Romano Romanelli (1882-1968)

Romano represents the third generation of sculptors in the family. Like his father, he learned the basic technique attending the family studio before developing an original and modern style, inspired by the travels he made to the Far East as a young sailor and his exposure to the European avant-garde movement, and the Classically-inspired sculpture of his native Florence. Beyond these personal influences, many of his pieces cover nationalistic topics due to the commissions he received from the regime. Among his public works are Hercules Wrestling the Lion in Piazza Ognisanti (Florence), the Awakening of Brunhilde, given to the Municipality collection of Florence, the Justice of Trojan, a relief sculpted in marble for the Justice Court in Milan, and the marble reliefs for the Voortrekker Monument in Cape Town.

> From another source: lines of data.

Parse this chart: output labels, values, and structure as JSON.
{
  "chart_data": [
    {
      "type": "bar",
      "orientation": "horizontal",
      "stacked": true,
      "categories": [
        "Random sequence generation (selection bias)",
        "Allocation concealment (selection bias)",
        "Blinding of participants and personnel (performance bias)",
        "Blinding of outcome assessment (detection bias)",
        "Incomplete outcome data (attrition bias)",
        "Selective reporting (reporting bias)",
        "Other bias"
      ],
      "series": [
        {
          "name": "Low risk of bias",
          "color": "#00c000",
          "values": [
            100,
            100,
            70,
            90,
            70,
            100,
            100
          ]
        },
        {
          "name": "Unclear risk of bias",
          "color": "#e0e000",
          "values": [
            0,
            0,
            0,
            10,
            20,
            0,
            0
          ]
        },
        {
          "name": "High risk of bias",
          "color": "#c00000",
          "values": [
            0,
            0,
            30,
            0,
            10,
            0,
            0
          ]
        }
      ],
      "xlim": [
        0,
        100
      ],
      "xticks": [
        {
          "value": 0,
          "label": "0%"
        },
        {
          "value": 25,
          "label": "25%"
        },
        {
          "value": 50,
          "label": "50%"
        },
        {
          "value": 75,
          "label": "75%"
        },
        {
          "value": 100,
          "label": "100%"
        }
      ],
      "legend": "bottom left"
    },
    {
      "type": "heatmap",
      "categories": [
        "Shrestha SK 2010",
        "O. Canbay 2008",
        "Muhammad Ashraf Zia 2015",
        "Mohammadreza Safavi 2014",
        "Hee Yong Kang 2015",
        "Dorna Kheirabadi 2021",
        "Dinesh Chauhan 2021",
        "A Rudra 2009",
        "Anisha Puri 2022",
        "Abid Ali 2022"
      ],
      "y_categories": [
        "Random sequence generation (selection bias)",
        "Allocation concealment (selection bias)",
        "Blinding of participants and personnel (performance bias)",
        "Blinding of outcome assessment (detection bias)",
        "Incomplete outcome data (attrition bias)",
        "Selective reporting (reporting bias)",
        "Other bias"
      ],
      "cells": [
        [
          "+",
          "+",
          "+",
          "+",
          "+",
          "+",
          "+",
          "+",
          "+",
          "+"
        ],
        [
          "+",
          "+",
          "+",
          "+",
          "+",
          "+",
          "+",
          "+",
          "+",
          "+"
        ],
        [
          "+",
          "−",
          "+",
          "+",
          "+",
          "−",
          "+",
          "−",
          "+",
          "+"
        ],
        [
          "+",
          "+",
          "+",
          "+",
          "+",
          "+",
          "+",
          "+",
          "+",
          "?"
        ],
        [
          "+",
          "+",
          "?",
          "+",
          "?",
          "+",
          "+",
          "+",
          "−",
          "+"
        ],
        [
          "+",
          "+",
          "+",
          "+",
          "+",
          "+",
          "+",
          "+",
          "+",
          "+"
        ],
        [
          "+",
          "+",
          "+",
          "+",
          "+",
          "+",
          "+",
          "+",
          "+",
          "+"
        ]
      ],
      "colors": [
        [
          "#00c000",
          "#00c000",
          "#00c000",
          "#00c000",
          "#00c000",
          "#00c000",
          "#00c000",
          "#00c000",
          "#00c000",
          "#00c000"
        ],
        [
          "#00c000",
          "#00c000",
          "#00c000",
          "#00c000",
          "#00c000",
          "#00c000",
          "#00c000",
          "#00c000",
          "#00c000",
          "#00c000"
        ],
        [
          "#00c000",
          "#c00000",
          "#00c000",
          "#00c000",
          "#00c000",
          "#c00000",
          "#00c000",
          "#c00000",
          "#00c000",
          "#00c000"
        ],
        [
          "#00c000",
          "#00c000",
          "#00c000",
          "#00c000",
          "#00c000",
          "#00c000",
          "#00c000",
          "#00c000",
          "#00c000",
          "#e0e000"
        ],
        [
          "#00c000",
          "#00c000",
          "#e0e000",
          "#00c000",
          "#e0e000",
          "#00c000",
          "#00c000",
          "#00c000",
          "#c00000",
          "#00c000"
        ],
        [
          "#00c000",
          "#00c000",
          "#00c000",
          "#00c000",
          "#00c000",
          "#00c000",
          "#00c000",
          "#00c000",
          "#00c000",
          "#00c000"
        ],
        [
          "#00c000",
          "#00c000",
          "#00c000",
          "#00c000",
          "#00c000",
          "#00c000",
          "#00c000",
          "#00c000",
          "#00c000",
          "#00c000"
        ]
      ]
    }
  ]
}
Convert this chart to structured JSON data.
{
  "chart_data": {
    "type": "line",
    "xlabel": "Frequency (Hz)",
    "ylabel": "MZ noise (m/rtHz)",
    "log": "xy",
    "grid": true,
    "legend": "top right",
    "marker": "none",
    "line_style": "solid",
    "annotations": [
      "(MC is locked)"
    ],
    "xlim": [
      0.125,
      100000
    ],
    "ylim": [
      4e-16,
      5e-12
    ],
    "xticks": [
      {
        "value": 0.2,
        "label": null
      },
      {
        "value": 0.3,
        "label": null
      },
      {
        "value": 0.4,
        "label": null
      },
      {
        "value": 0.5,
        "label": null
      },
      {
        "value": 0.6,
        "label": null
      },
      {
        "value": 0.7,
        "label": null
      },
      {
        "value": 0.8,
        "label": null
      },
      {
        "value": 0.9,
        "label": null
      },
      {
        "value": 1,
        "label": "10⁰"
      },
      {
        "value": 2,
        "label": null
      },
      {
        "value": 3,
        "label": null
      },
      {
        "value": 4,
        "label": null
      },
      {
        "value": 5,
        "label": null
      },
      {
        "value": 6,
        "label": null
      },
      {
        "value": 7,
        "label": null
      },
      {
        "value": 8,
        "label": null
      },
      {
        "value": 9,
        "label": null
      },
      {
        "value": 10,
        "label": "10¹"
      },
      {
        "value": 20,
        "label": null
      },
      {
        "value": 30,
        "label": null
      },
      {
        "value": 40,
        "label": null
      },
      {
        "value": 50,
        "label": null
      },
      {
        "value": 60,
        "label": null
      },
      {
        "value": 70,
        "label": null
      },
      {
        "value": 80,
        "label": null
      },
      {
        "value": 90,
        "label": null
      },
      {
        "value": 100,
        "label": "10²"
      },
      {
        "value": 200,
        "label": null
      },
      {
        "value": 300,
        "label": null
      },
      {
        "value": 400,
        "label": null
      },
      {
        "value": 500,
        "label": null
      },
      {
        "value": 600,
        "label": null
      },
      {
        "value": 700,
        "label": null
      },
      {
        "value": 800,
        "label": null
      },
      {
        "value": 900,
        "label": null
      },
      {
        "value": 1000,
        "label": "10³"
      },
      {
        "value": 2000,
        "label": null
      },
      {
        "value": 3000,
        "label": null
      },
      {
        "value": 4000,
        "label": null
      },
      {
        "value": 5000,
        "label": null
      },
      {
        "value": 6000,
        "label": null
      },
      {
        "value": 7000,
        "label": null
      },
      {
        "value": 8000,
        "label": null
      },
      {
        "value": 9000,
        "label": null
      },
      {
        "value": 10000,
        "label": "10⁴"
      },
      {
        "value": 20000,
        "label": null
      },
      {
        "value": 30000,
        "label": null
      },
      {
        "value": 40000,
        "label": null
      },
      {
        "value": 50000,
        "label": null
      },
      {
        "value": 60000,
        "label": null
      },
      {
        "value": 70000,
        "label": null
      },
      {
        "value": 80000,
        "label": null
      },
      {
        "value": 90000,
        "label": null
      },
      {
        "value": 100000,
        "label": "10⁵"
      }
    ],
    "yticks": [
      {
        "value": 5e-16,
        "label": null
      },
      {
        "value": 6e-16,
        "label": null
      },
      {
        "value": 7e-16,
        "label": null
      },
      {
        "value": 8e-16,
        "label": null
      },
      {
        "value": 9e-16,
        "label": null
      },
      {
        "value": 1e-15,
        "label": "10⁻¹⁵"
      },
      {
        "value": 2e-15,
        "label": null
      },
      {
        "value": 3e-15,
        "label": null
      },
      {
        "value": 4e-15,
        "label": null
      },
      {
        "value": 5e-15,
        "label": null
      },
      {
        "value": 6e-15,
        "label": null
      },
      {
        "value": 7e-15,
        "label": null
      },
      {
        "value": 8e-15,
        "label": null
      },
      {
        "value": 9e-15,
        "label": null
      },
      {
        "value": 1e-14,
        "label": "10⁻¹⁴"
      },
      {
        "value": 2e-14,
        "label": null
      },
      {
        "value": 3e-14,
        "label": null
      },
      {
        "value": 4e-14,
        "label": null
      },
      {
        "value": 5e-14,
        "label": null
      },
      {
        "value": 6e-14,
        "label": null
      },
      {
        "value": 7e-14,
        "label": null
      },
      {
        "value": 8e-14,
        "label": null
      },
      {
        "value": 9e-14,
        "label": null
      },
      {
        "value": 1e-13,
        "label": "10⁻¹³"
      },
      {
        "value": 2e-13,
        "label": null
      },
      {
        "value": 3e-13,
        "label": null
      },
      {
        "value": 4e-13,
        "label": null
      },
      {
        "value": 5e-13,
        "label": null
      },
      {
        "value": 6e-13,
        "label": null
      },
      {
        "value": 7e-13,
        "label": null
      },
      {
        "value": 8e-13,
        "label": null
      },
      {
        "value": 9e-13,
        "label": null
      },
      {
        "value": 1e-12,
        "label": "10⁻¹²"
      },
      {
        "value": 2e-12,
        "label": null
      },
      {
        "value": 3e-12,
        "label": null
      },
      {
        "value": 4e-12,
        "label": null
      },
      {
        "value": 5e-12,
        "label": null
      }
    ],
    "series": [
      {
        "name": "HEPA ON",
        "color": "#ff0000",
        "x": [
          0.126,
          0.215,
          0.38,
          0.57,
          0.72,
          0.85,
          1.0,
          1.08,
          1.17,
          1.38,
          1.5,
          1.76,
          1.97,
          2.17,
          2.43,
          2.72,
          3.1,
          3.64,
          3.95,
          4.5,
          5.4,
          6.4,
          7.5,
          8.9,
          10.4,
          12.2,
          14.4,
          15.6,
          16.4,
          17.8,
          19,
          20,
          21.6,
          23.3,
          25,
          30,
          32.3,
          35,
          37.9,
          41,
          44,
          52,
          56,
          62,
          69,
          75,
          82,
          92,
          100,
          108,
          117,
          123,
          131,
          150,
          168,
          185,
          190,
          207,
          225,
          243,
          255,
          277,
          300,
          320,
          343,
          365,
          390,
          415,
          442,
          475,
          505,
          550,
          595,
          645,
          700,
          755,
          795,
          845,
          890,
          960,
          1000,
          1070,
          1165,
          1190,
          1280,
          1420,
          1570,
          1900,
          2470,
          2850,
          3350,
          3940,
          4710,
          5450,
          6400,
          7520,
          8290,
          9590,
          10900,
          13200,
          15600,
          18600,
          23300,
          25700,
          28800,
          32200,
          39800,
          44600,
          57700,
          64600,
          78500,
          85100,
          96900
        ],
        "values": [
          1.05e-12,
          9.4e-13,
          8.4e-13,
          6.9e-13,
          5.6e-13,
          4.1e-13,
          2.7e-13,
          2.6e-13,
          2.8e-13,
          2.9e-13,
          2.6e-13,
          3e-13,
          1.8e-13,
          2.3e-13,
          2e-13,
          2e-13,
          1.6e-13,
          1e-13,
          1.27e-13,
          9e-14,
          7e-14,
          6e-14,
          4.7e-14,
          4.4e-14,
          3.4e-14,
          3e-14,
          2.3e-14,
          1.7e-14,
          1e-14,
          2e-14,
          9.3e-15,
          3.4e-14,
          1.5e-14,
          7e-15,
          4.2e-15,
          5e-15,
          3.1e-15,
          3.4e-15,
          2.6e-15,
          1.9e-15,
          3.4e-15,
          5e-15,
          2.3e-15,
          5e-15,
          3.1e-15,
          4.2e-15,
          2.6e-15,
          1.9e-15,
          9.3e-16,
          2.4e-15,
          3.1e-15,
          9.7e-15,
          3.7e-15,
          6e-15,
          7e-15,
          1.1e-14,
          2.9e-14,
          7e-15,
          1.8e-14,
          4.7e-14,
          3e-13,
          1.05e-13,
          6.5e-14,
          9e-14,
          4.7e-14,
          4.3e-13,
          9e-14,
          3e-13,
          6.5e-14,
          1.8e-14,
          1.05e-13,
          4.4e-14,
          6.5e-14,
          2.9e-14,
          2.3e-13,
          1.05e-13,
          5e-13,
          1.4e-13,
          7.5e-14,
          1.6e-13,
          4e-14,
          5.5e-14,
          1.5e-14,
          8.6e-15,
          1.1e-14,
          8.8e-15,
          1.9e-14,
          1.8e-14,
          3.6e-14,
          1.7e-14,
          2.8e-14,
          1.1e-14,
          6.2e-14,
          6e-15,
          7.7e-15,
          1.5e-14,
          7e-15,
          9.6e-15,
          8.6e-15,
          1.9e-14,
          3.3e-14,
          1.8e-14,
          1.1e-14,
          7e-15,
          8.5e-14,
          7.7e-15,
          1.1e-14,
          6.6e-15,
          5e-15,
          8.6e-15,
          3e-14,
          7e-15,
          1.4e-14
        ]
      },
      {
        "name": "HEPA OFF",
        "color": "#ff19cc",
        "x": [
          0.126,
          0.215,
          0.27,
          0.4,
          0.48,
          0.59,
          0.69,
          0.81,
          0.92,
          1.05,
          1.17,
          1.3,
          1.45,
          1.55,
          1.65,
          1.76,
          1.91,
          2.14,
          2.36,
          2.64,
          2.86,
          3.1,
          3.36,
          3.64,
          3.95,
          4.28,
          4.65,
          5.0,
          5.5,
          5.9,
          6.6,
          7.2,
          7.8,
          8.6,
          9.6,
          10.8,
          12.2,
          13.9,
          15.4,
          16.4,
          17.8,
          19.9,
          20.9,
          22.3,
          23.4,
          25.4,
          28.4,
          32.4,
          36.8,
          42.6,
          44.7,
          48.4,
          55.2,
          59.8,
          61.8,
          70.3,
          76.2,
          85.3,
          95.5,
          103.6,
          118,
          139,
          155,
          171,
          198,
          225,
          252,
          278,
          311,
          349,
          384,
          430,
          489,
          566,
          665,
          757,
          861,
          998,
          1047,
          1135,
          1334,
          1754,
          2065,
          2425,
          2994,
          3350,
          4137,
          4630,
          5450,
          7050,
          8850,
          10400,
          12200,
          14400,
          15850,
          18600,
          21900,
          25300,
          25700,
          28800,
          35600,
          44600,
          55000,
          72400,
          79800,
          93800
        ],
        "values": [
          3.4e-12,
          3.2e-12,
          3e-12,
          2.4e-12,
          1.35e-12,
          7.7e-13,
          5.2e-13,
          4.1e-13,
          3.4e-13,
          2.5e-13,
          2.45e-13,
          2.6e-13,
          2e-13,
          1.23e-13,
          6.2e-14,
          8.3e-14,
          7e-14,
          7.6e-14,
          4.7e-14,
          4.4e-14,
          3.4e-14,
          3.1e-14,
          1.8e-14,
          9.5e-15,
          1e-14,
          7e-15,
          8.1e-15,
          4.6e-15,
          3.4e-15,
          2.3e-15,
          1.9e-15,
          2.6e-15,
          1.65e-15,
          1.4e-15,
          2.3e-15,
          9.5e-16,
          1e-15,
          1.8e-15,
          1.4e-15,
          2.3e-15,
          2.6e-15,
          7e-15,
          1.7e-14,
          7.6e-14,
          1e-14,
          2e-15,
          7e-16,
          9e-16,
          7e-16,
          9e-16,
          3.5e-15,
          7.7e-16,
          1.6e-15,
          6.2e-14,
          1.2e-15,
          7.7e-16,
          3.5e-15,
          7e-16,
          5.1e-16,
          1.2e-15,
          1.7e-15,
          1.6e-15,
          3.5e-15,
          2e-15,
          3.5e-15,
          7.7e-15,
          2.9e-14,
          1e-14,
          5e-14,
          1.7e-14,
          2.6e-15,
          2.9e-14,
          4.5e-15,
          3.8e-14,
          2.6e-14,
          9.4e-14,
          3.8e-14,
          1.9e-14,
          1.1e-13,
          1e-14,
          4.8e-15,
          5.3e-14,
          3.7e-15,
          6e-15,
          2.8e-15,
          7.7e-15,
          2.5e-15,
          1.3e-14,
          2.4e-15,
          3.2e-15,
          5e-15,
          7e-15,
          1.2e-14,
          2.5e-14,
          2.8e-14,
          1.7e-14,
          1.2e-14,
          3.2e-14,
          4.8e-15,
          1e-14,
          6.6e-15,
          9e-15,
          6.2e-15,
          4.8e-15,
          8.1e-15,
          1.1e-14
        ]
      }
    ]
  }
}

His legacy also includes Tenuta Riseccoli, a farmhouse where Romano used to produce wine and other typically Tuscan products. He drew the illustration of the house featured on the labels in the early 1920’s, when his wines were first bottled under the RISECCOLI brand name. The production is now nationally and internationally renowned.

Folco Romanelli

Folco Romanelli (1952)

Folco is an observer of nature. Amongst animals the horse is his favourite, his very first commission was for a rampant horse in bronze, nearly life size. Having made his name in Italy under private commissions, he then had exhibitions in Paris, London, Africa, and the USA. He creates works for private collections as well as public places, such as Girl on a Swing in front of the theatre in St. Louis (USA), the bust of Ivor Novello in the Ivor Novello Theatre (London) and Apollo in the collection of HRH the late Princess Margaret in London. He is also the portraitist of Otunba Balogun, Prince of Nigeria. He says, “I have always wanted to capture an expression, capture emotions, feelings, searching for the highest levels of positivity and spirituality. I look to capture the beauty and noble aspects of a person whom I portray.”

Raffaello C. Romanelli

Raffaello C. Romanelli (1980)

Raffaello has always had a special affinity with art, gazing upon the work of his ancestors. As only a boy he came into contact with sculptors before he went on to undertake classical training from Charles H. Cecil in Florence, where he mastered the technique of drawing and sculpting from life. The human figure is the nucleus of Raffaello’s work and the natural proportions of the human body are a continual source of inspiration for him. Each piece owes its beautiful form to his pursuit of realistic representation. His forte is portraiture. Modelling from life enables him to capture the facial expressions and consequently the personality of his subject. This is the secret behind the expressive nature of his wroks.
Today, he keeps working in the Family Studio where he gives sculpture lessons, creates his international clients and supervises every piece that comes out of the studio. His works in bronze are limited editions and his marble pieces are carved only by hand.

Raffaello Romanelli
by Oliviero Toscani

Vincenzo Romanelli

Vincenzo Romanelli (1985)

The youngest of the family artists, Vincenzo inherited a natural talent for sculpting. He has been in contact with art from a very young age, admiring the works of his ancestors and developing a special sensibility for modeling. He received his classical training from Charles H. Cecil Studio, where he learned the technique of drawing and sculpting from life. He has also mastered the bronze casting technique, during a stint working for a foundry. His activity focuses on animals, Tuscan countryside gives Vincenzo the chance to work directly with the animals and catch their true pose and features. Modeling from life enables him to breath life into his sculpture. He is also available to travel on commission to create portraits of domestic animals. He works in the Family Studio in Borgo San Frediano where he creates his pieces and together with his brother Raffaello takes care of the sculptures made by the studio.